Iddqd, or the hardest kind of unsafe Rust
7 hours ago
- #rust
- #data-structures
- #unsafe-code
- iddqd is a Rust library for maps where keys are borrowed from values, used extensively at Oxide in Omicron for in-memory indexing.
- It solves the problem of storing keys separately from values in standard maps by allowing keys to be extracted from values via a trait, avoiding duplication or synchronization issues.
- The library features complex key borrowing, multiple indexes per record, and safe Serde serialization with duplicate key rejection.
- Unsafe Rust in iddqd is justified as an escape hatch for correct programs rejected by the compiler, but requires sound abstractions to prevent undefined behavior.
- Key challenges include reasoning about safe Rust invariants, module-wide correctness, and adversarial user code in generic contexts.

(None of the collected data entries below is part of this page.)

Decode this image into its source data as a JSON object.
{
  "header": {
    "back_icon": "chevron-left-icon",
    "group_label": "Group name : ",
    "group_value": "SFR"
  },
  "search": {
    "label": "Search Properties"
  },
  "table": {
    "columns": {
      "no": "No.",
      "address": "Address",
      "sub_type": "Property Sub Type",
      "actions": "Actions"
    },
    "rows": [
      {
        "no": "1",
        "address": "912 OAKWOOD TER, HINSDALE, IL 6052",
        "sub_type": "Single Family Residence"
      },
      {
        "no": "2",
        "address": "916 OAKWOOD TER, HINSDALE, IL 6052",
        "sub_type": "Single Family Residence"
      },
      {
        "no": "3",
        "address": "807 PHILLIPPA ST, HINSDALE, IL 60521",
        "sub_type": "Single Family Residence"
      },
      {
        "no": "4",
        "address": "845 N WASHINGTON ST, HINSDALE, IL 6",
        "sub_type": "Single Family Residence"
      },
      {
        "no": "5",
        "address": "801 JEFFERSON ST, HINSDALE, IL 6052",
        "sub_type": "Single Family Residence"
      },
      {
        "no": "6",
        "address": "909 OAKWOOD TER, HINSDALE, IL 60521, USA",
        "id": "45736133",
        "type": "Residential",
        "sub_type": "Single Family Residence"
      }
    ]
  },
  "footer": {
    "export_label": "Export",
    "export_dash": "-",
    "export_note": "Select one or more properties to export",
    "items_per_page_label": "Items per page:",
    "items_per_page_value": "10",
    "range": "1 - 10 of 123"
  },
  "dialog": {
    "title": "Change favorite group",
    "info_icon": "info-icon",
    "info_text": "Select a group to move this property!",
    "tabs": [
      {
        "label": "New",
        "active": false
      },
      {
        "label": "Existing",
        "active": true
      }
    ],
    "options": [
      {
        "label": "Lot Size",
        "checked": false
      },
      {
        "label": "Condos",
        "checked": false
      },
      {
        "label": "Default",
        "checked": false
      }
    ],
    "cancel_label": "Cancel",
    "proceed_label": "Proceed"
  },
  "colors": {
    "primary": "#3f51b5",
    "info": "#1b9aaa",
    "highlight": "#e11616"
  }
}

- Internally, iddqd uses an ItemSet (a Vec of slots) and indexes (hash or B-tree) to manage items, with efficient insertion and removal via free lists.
- Unsafe patterns like lifetime extension are used for mutable iteration, ensuring disjoint mutable references without borrow checker limitations.
- A bug involving pathological Ord implementations causing duplicate indexes was fixed by adding index tie-breaking and fallback linear scans.
- Validation includes analytical reasoning, example-based tests, Miri pathological tests, model-based testing with fault injection, and LLM adversarial review.
- Formal methods are currently infeasible, but model-based testing provides high confidence, and the library is open for use and collaboration.